4.¡Al fin un plano contemplativo!
Al encuadre y el montaje como actos de intervención hay que sumar la elección del tema: ese gesto identificador y personalizante de nuestra relación con el mundo y con los otros. Somos lo que filmamos. Y los temas artísticos han corrido con poca fortuna en el documentalismo local. Descartes y Porqué mueren los castaños, de Tito Molina, nos vienen a aliviar de las demandas identitarias. Con Trailer 2 (1999) y El niño y el mar (2007) –dos pequeñas obras maestras del corto nacional–, Molina se anunciaba como un artista dotado que conoce e intuye al cine como un medio de expresión y una técnica que deben ser potenciados con refinamiento y astucias del hacer. Porqué mueren los castaños es la prueba de esa sensibilidad estética que plantea una reflexión sobre la fotografía.
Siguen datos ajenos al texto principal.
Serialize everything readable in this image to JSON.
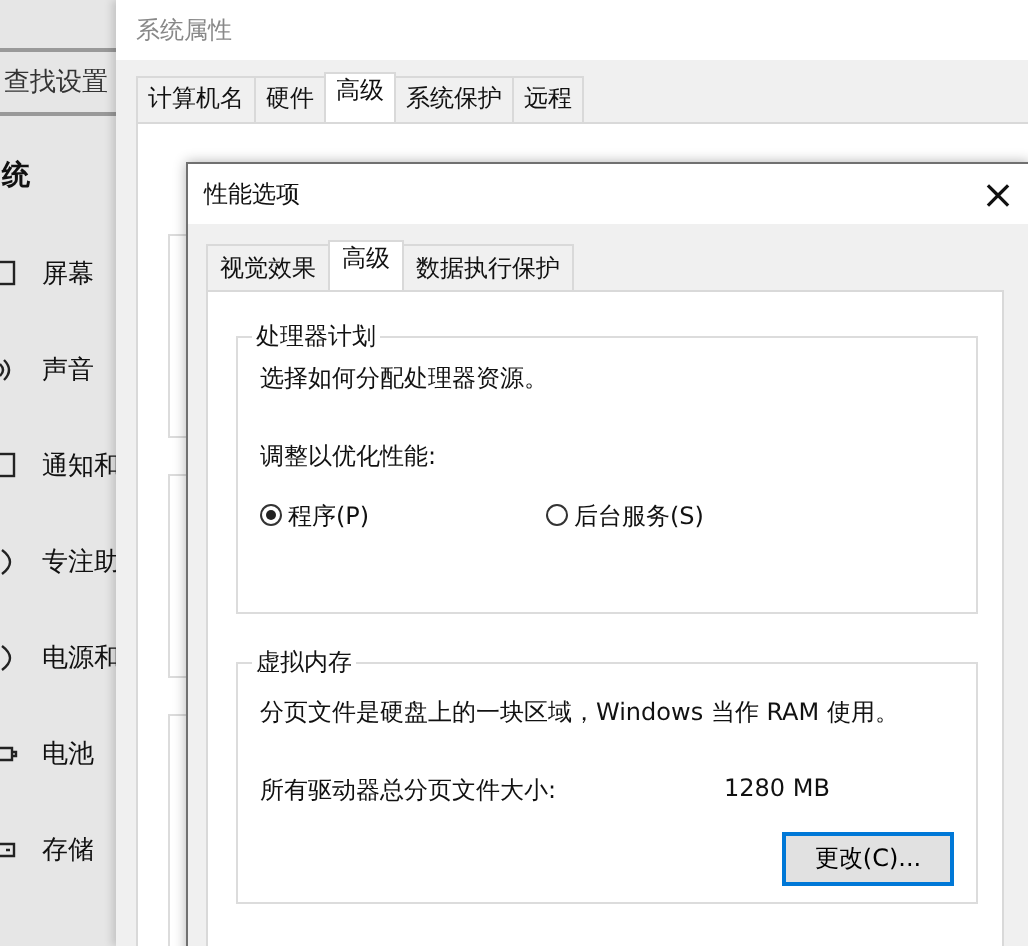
{
  "settings_app": {
    "search": {
      "placeholder": "查找设置"
    },
    "heading": "统",
    "nav": [
      {
        "label": "屏幕"
      },
      {
        "label": "声音"
      },
      {
        "label": "通知和"
      },
      {
        "label": "专注助"
      },
      {
        "label": "电源和"
      },
      {
        "label": "电池"
      },
      {
        "label": "存储"
      }
    ]
  },
  "system_properties": {
    "title": "系统属性",
    "tabs": [
      {
        "label": "计算机名",
        "selected": false
      },
      {
        "label": "硬件",
        "selected": false
      },
      {
        "label": "高级",
        "selected": true
      },
      {
        "label": "系统保护",
        "selected": false
      },
      {
        "label": "远程",
        "selected": false
      }
    ]
  },
  "dialog": {
    "title": "性能选项",
    "close": "×",
    "tabs": [
      {
        "label": "视觉效果",
        "selected": false
      },
      {
        "label": "高级",
        "selected": true
      },
      {
        "label": "数据执行保护",
        "selected": false
      }
    ],
    "processor_group": {
      "title": "处理器计划",
      "description": "选择如何分配处理器资源。",
      "prompt": "调整以优化性能:",
      "options": [
        {
          "label": "程序(P)",
          "selected": true
        },
        {
          "label": "后台服务(S)",
          "selected": false
        }
      ]
    },
    "memory_group": {
      "title": "虚拟内存",
      "description": "分页文件是硬盘上的一块区域，Windows 当作 RAM 使用。",
      "size_label": "所有驱动器总分页文件大小:",
      "size_value": "1280 MB",
      "button": {
        "label": "更改(C)...",
        "focused": true
      }
    }
  }
}
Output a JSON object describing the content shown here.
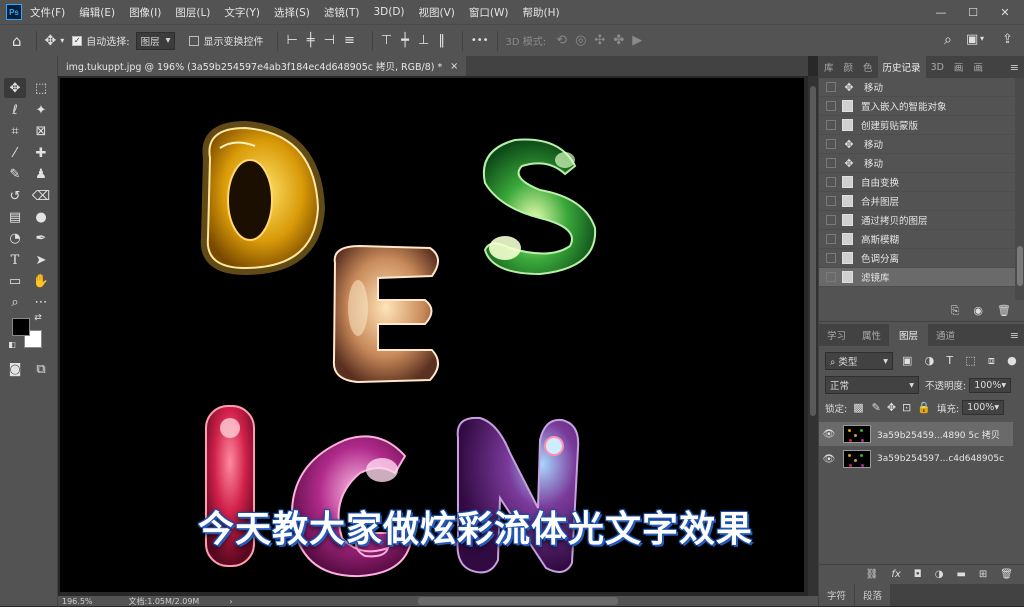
{
  "app": {
    "logo": "Ps"
  },
  "menu": [
    "文件(F)",
    "编辑(E)",
    "图像(I)",
    "图层(L)",
    "文字(Y)",
    "选择(S)",
    "滤镜(T)",
    "3D(D)",
    "视图(V)",
    "窗口(W)",
    "帮助(H)"
  ],
  "options": {
    "auto_select_label": "自动选择:",
    "auto_select_value": "图层",
    "show_transform_label": "显示变换控件",
    "mode_3d_label": "3D 模式:",
    "more": "•••"
  },
  "document": {
    "tab_title": "img.tukuppt.jpg @ 196% (3a59b254597e4ab3f184ec4d648905c 拷贝, RGB/8) *",
    "close": "×"
  },
  "status": {
    "zoom": "196.5%",
    "doc_size": "文档:1.05M/2.09M",
    "arrow": "›"
  },
  "history_panel": {
    "tabs": [
      "库",
      "颜",
      "色",
      "历史记录",
      "3D",
      "画",
      "画"
    ],
    "active_tab": "历史记录",
    "items": [
      {
        "label": "移动",
        "icon": "move"
      },
      {
        "label": "置入嵌入的智能对象",
        "icon": "doc"
      },
      {
        "label": "创建剪贴蒙版",
        "icon": "doc"
      },
      {
        "label": "移动",
        "icon": "move"
      },
      {
        "label": "移动",
        "icon": "move"
      },
      {
        "label": "自由变换",
        "icon": "doc"
      },
      {
        "label": "合并图层",
        "icon": "doc"
      },
      {
        "label": "通过拷贝的图层",
        "icon": "doc"
      },
      {
        "label": "高斯模糊",
        "icon": "doc"
      },
      {
        "label": "色调分离",
        "icon": "doc"
      },
      {
        "label": "滤镜库",
        "icon": "doc",
        "selected": true
      }
    ]
  },
  "layers_panel": {
    "tabs": [
      "学习",
      "属性",
      "图层",
      "通道"
    ],
    "active_tab": "图层",
    "filter_label": "类型",
    "blend_mode": "正常",
    "opacity_label": "不透明度:",
    "opacity_value": "100%",
    "lock_label": "锁定:",
    "fill_label": "填充:",
    "fill_value": "100%",
    "layers": [
      {
        "name": "3a59b25459...4890 5c 拷贝",
        "selected": true
      },
      {
        "name": "3a59b254597...c4d648905c",
        "selected": false
      }
    ],
    "footer_fx": "fx"
  },
  "bottom_tabs": [
    "字符",
    "段落"
  ],
  "subtitle": "今天教大家做炫彩流体光文字效果",
  "colors": {
    "accent": "#31a8ff",
    "panel": "#535353",
    "dark": "#424242",
    "canvas": "#000000",
    "subtitle_outline": "#2a5fc0"
  }
}
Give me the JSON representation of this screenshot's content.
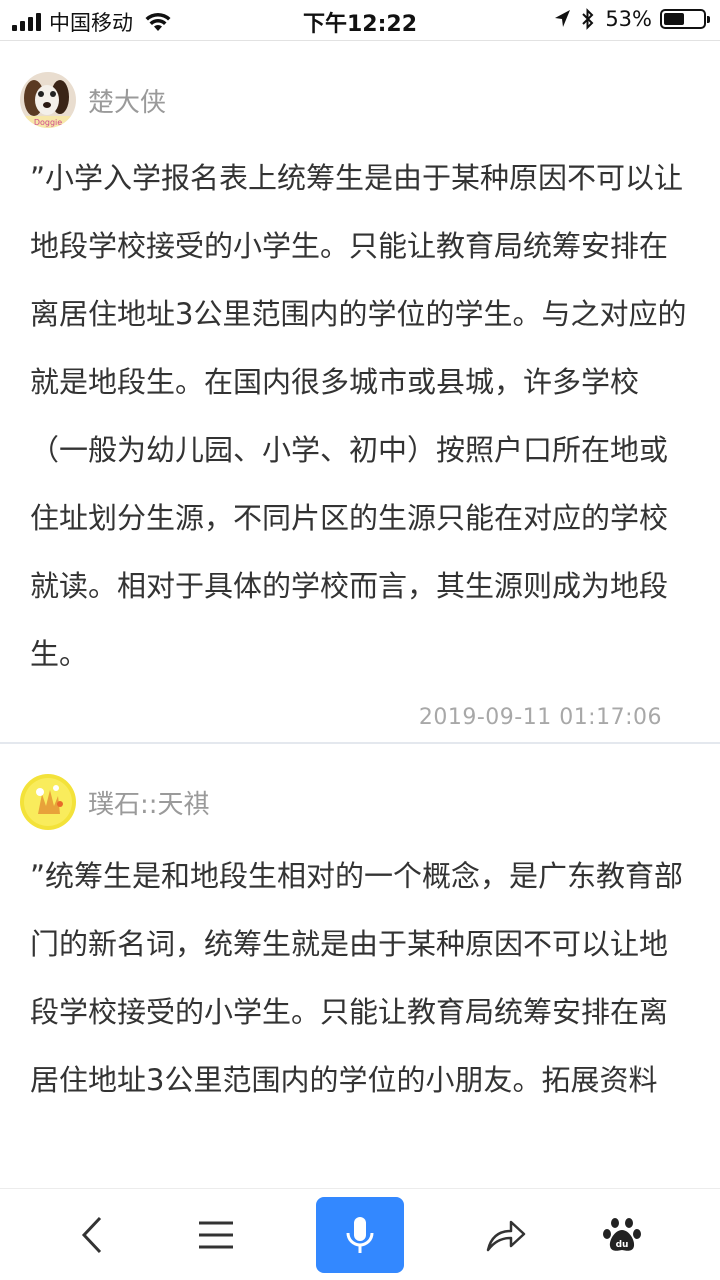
{
  "status_bar": {
    "carrier": "中国移动",
    "time": "下午12:22",
    "battery_percent": "53%",
    "battery_level": 0.53
  },
  "answers": [
    {
      "username": "楚大侠",
      "content": "”小学入学报名表上统筹生是由于某种原因不可以让地段学校接受的小学生。只能让教育局统筹安排在离居住地址3公里范围内的学位的学生。与之对应的就是地段生。在国内很多城市或县城，许多学校（一般为幼儿园、小学、初中）按照户口所在地或住址划分生源，不同片区的生源只能在对应的学校就读。相对于具体的学校而言，其生源则成为地段生。",
      "timestamp": "2019-09-11 01:17:06"
    },
    {
      "username": "璞石::天祺",
      "content": "”统筹生是和地段生相对的一个概念，是广东教育部门的新名词，统筹生就是由于某种原因不可以让地段学校接受的小学生。只能让教育局统筹安排在离居住地址3公里范围内的学位的小朋友。拓展资料"
    }
  ],
  "toolbar": {
    "icons": [
      "back-icon",
      "menu-icon",
      "microphone-icon",
      "share-icon",
      "baidu-paw-icon"
    ],
    "accent_color": "#3388ff"
  }
}
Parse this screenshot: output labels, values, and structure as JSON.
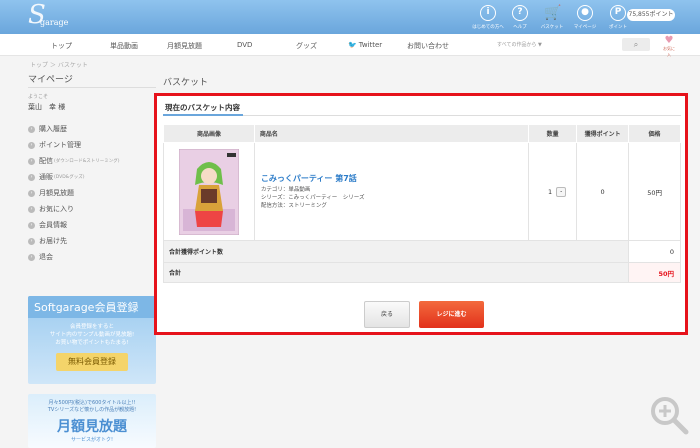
{
  "header": {
    "logo_main": "S",
    "logo_sub": "garage",
    "icons": [
      {
        "icon": "info-icon",
        "glyph": "i",
        "label": "はじめての方へ"
      },
      {
        "icon": "help-icon",
        "glyph": "?",
        "label": "ヘルプ"
      },
      {
        "icon": "cart-icon",
        "glyph": "🛒",
        "label": "バスケット"
      },
      {
        "icon": "user-icon",
        "glyph": "●",
        "label": "マイページ"
      },
      {
        "icon": "points-icon",
        "glyph": "P",
        "label": "ポイント"
      }
    ],
    "points_value": "75,855ポイント"
  },
  "nav": {
    "items": [
      "トップ",
      "単品動画",
      "月額見放題",
      "DVD",
      "グッズ",
      "Twitter",
      "お問い合わせ"
    ],
    "search_placeholder": "すべての作品から ▼",
    "search_glyph": "⌕",
    "fav_glyph": "♥",
    "fav_label": "お気に入"
  },
  "breadcrumb": "トップ ＞ バスケット",
  "sidebar": {
    "title": "マイページ",
    "welcome": "ようこそ",
    "user_name": "葉山　幸 様",
    "items": [
      {
        "label": "購入履歴",
        "note": ""
      },
      {
        "label": "ポイント管理",
        "note": ""
      },
      {
        "label": "配信",
        "note": "(ダウンロード&ストリーミング)"
      },
      {
        "label": "通販",
        "note": "(DVD&グッズ)"
      },
      {
        "label": "月額見放題",
        "note": ""
      },
      {
        "label": "お気に入り",
        "note": ""
      },
      {
        "label": "会員情報",
        "note": ""
      },
      {
        "label": "お届け先",
        "note": ""
      },
      {
        "label": "退会",
        "note": ""
      }
    ],
    "bullet_glyph": "›",
    "banner_member": {
      "title": "Softgarage会員登録",
      "line1": "会員登録をすると",
      "line2": "サイト内のサンプル動画が見放題!",
      "line3": "お買い物でポイントもたまる!",
      "button": "無料会員登録"
    },
    "banner_monthly": {
      "line1": "月々500円(税込)で600タイトル以上!!",
      "line2": "TVシリーズなど懐かしの作品が観放題!",
      "title": "月額見放題",
      "sub": "サービスがオトク!"
    }
  },
  "main": {
    "page_title": "バスケット",
    "panel_title": "現在のバスケット内容",
    "columns": [
      "商品画像",
      "商品名",
      "数量",
      "獲得ポイント",
      "価格"
    ],
    "item": {
      "title": "こみっくパーティー 第7話",
      "category": "カテゴリ：単品動画",
      "series": "シリーズ：こみっくパーティー　シリーズ",
      "delivery": "配信方法：ストリーミング",
      "quantity": "1",
      "qty_button": "-",
      "points": "0",
      "price": "50円"
    },
    "points_total_label": "合計獲得ポイント数",
    "points_total_value": "0",
    "total_label": "合計",
    "total_value": "50円",
    "back_button": "戻る",
    "checkout_button": "レジに進む"
  },
  "colors": {
    "accent_red": "#e6121b",
    "header_blue": "#6aa6dc",
    "link_blue": "#2b7bc8"
  }
}
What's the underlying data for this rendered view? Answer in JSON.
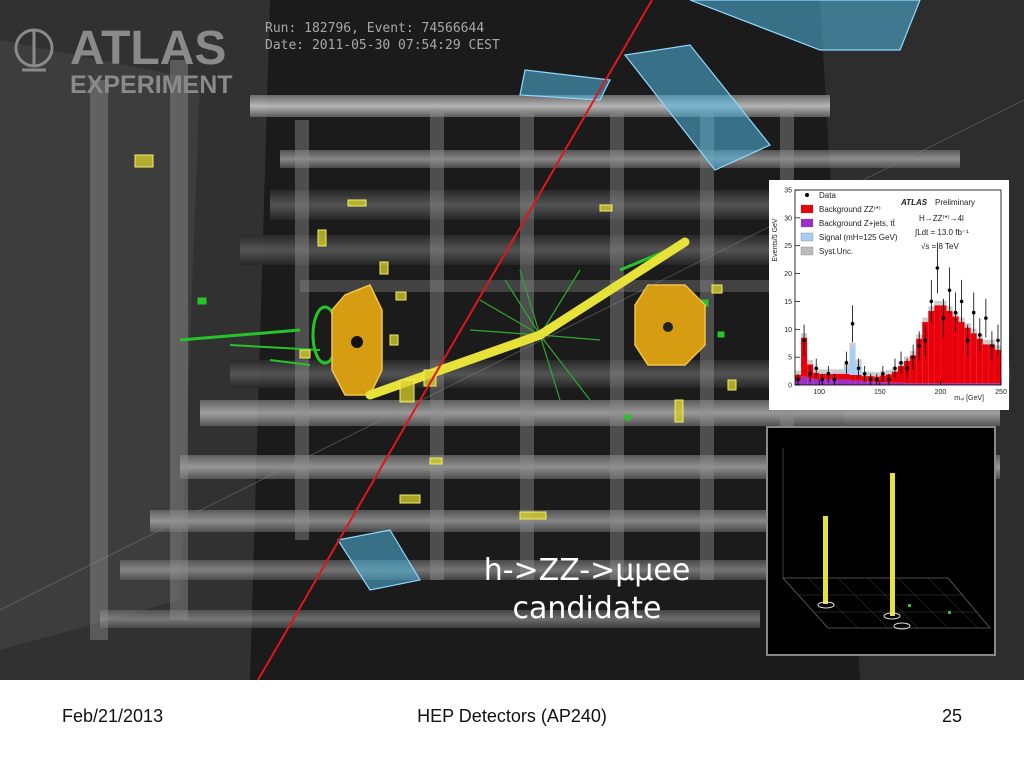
{
  "header": {
    "logo_line1": "ATLAS",
    "logo_line2": "EXPERIMENT",
    "run_line": "Run: 182796, Event: 74566644",
    "date_line": "Date: 2011-05-30 07:54:29 CEST"
  },
  "caption": {
    "line1": "h->ZZ->μμee",
    "line2": "candidate"
  },
  "histogram": {
    "ylabel": "Events/5 GeV",
    "xlabel": "m₄ₗ [GeV]",
    "atlas_bold": "ATLAS",
    "atlas_rest": "Preliminary",
    "process": "H→ZZ⁽*⁾→4l",
    "lumi": "∫Ldt = 13.0 fb⁻¹",
    "energy": "√s = 8 TeV",
    "legend": [
      {
        "label": "Data",
        "color": "#000000"
      },
      {
        "label": "Background ZZ⁽*⁾",
        "color": "#e8000b"
      },
      {
        "label": "Background Z+jets, tt̄",
        "color": "#9b30c8"
      },
      {
        "label": "Signal (mH=125 GeV)",
        "color": "#a8cdf0"
      },
      {
        "label": "Syst.Unc.",
        "color": "#bbbbbb"
      }
    ]
  },
  "chart_data": {
    "type": "bar",
    "x": [
      80,
      85,
      90,
      95,
      100,
      105,
      110,
      115,
      120,
      125,
      130,
      135,
      140,
      145,
      150,
      155,
      160,
      165,
      170,
      175,
      180,
      185,
      190,
      195,
      200,
      205,
      210,
      215,
      220,
      225,
      230,
      235,
      240,
      245
    ],
    "series": [
      {
        "name": "Background ZZ⁽*⁾",
        "values": [
          1,
          7,
          2.5,
          1.2,
          1,
          1,
          1,
          1,
          1,
          1,
          1,
          1,
          1,
          1,
          1.2,
          1.5,
          2,
          3,
          4,
          5,
          8,
          11,
          13,
          14,
          14,
          13,
          12,
          11,
          10,
          9,
          8,
          7,
          7,
          6
        ]
      },
      {
        "name": "Background Z+jets, tt̄",
        "values": [
          0.8,
          1.5,
          1.2,
          1,
          1,
          1,
          1,
          1,
          1,
          0.8,
          0.8,
          0.6,
          0.6,
          0.5,
          0.5,
          0.4,
          0.4,
          0.4,
          0.3,
          0.3,
          0.3,
          0.3,
          0.3,
          0.3,
          0.3,
          0.3,
          0.3,
          0.3,
          0.3,
          0.3,
          0.3,
          0.3,
          0.3,
          0.3
        ]
      },
      {
        "name": "Signal (mH=125 GeV)",
        "values": [
          0,
          0,
          0,
          0,
          0,
          0,
          0,
          0,
          1,
          5,
          2,
          0,
          0,
          0,
          0,
          0,
          0,
          0,
          0,
          0,
          0,
          0,
          0,
          0,
          0,
          0,
          0,
          0,
          0,
          0,
          0,
          0,
          0,
          0
        ]
      },
      {
        "name": "Data",
        "values": [
          1,
          8,
          2,
          3,
          1,
          2,
          1,
          0,
          4,
          11,
          3,
          2,
          1,
          1,
          2,
          1,
          3,
          4,
          3,
          5,
          7,
          8,
          15,
          21,
          12,
          17,
          13,
          15,
          8,
          13,
          9,
          12,
          7,
          8
        ]
      }
    ],
    "xlim": [
      80,
      250
    ],
    "ylim": [
      0,
      35
    ],
    "xticks": [
      100,
      150,
      200,
      250
    ],
    "yticks": [
      0,
      5,
      10,
      15,
      20,
      25,
      30,
      35
    ],
    "xlabel": "m₄ₗ [GeV]",
    "ylabel": "Events/5 GeV"
  },
  "footer": {
    "date": "Feb/21/2013",
    "title": "HEP Detectors (AP240)",
    "page": "25"
  },
  "colors": {
    "track_red": "#e0161a",
    "muon_chamber": "#4fb6e0",
    "calo_yellow": "#e7e23a",
    "endcap_orange": "#d69c12",
    "inner_green": "#26c42a"
  }
}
Lírico, abundante y elaborado, el filme es un concentrado inagotable –quizá demasiado– de recursos fílmicos que, muy contemporáneamente, juegan en los límites del documental y la ficción; pero las miradas a la cámara, la voz del operador y el abundante material fotográfico y de película casera deciden una lectura documentalizante sobre la infancia, la familia, los objetos y los lugares que aspiramos hayan cometido el milagro de fijarse en una fotografía: aunque aquí la memoria no se la presenta como triunfante y al fin recuperada, sino como una aspiración, como si lo importante de la memoria fuera su búsqueda.
El filme gira así en el círculo de los grandes temas que le interesan al cine-ensayo, ese cine que dispone imágenes y propone sentidos a partir de lo que muestra en su banda de imágenes, y de lo que dice su banda de sonido, sin caer en el facilismo de delegar el peso argumentativo a las palabras. Hay que celebrar la manera en que “desencadena” a la cámara y la libera de su rol de sierva del personaje, abandonando así la narración y centrándose en la descripción para mostrarnos el espacio, paisaje o habitación, con planos vacíos y contemplativos: metáforas visuales de esos lugares de revelación o reservas simbólicas, como ese haz de luz columpiándose en una telaraña.
En el molde de un relato que cubre dos temporalidades, la de la foto familiar rememorada y la vida familiar presente, el filme teje un contrapunto entre acontecimiento y no-acontecimiento: la indagación, las interrogantes de y a la protagonista, alternan con los dramas y aventuras cotidianas del heroísmo menor. Ya lo dijo Bolaño, “todo es importante, lo que pasa es que no nos damos cuenta”.